4. How are male employees impacted by pregnancy-related anti-discrimination rules?
“Although leave related to pregnancy, childbirth, or related conditions can be limited to women affected by those conditions, if an employer provides parental leave, it must be provided to similarly situated men and women on the same terms.”
5. Is it unlawful to take any adverse action out of concern for the health and safety of the pregnant employee?
Yes, if it stems from “an employer’s assumptions or stereotypes about pregnant workers’ attendance schedules, physical ability to work, or commitment to their jobs.”
6. When can you require a pregnant employee to take leave?
Basically, never — even if you believe you’re doing her a favor. “Never” includes asking a pregnant employee who has taken a pregnancy-related leave not to return to work until after she has given birth.
7. Can pregnant employees be covered under the Americans with Disabilities Act?

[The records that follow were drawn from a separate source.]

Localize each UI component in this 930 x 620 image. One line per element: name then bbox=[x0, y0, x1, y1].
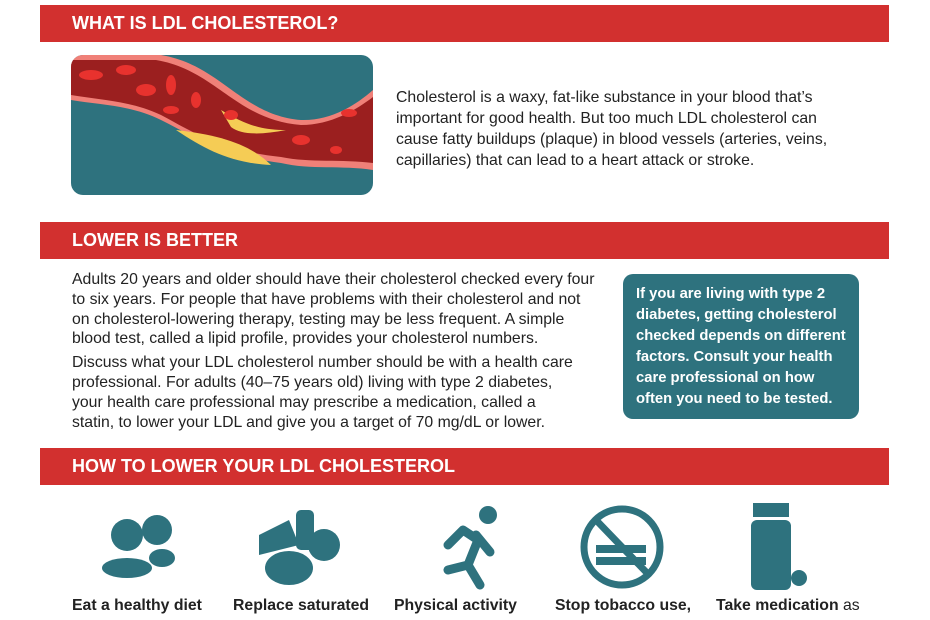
body text: Adults 20 years and older should have their cholesterol checked every four bbox=[72, 271, 594, 288]
callout: care professional on how bbox=[636, 370, 814, 386]
text: Take medication as bbox=[716, 597, 860, 614]
callout: checked depends on different bbox=[636, 328, 846, 344]
body text: professional. For adults (40–75 years old) living with type 2 diabetes, bbox=[72, 374, 552, 391]
body text: to six years. For people that have problems with their cholesterol and not bbox=[72, 291, 580, 308]
header: what is LDL bbox=[40, 5, 889, 42]
body text: your health care professional may prescribe a medication, called a bbox=[72, 394, 536, 411]
intro text: Cholesterol is a waxy, fat-like substance in your blood that’s bbox=[396, 89, 812, 106]
callout bbox=[623, 274, 859, 419]
body text: on cholesterol-lowering therapy, testing may be less frequent. A simple bbox=[72, 311, 564, 328]
header: how to lower bbox=[40, 448, 889, 485]
artery illustration bbox=[71, 55, 373, 195]
header: lower is better: LOWER IS BETTER bbox=[72, 230, 238, 250]
header: what is LDL: WHAT IS LDL CHOLESTEROL? bbox=[72, 13, 338, 33]
body text: blood test, called a lipid profile, provides your cholesterol numbers. Discuss what your LDL cholesterol number should be with a health care bbox=[72, 330, 573, 371]
text: Stop tobacco use, bbox=[555, 597, 691, 614]
icon: running bbox=[443, 506, 497, 590]
icon: medication bbox=[751, 503, 807, 590]
callout: often you need to be tested. bbox=[636, 391, 832, 407]
intro text: important for good health. But too much LDL cholesterol can bbox=[396, 110, 817, 127]
intro text: capillaries) that can lead to a heart attack or stroke. bbox=[396, 152, 754, 169]
icon: food bbox=[102, 515, 175, 578]
header: lower is better bbox=[40, 222, 889, 259]
intro text: cause fatty buildups (plaque) in blood vessels (arteries, veins, bbox=[396, 131, 827, 148]
intro text bbox=[396, 89, 827, 169]
labels: Eat a healthy diet bbox=[72, 597, 202, 614]
callout: If you are living with type 2 bbox=[636, 286, 825, 302]
callout: factors. Consult your health bbox=[636, 349, 832, 365]
body text bbox=[72, 271, 594, 431]
icon: saturated fat foods bbox=[259, 510, 340, 585]
text: Physical activity bbox=[394, 597, 517, 614]
text: Replace saturated bbox=[233, 597, 369, 614]
body text: statin, to lower your LDL and give you a target of 70 mg/dL or lower. bbox=[72, 414, 545, 431]
header: how to lower: HOW TO LOWER YOUR LDL CHOLESTEROL bbox=[72, 456, 455, 476]
callout: diabetes, getting cholesterol bbox=[636, 307, 837, 323]
icon: no smoking bbox=[580, 506, 664, 588]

Yes, if they have “pregnancy-related impairments,” that is, those that “substantially limit one or more major life activities.” Such activities include walking, standing, lifting, and “major bodily functions such as the musculoskeletal, neurological, cardiovascular, circulatory, endocrine, and reproductive functions.”
8. Do you have to accommodate a pregnant employee with a pregnancy-related impairment upon request?
Yes, as with other ADA cases, you must make a “reasonable accommodation” unless it will cause you “undue hardship” – defined as “an action requiring significant difficulty or expense.”
9. What is a reasonable accommodation?
It’s a change in the way an employee’s job is performed “that enables an individual with a disability to apply for a job, perform a job’s essential functions, or enjoy equal benefits or privileges of employment.”
10. What are some examples of reasonable accommodations that a pregnant employee might need?
- Modifying workplace policies, such as allowing a pregnant worker more frequent breaks,
- Modifying her work schedule if she has severe morning sickness, allowing her to start later (and work later to compensate),
- Allowing a pregnant worker placed on bed rest to telecommute, and
- Temporarily assigning a pregnant employee to a light duty position.
Do Your Homework
Generally, employers don’t go out of their way to discriminate against pregnant workers or workers who have recently given birth. But, given the myriad of employment-related issues and policies that could give rise to a discrimination charge, it’s a good idea to do your homework before taking any action involving a pregnant employee or job applicant.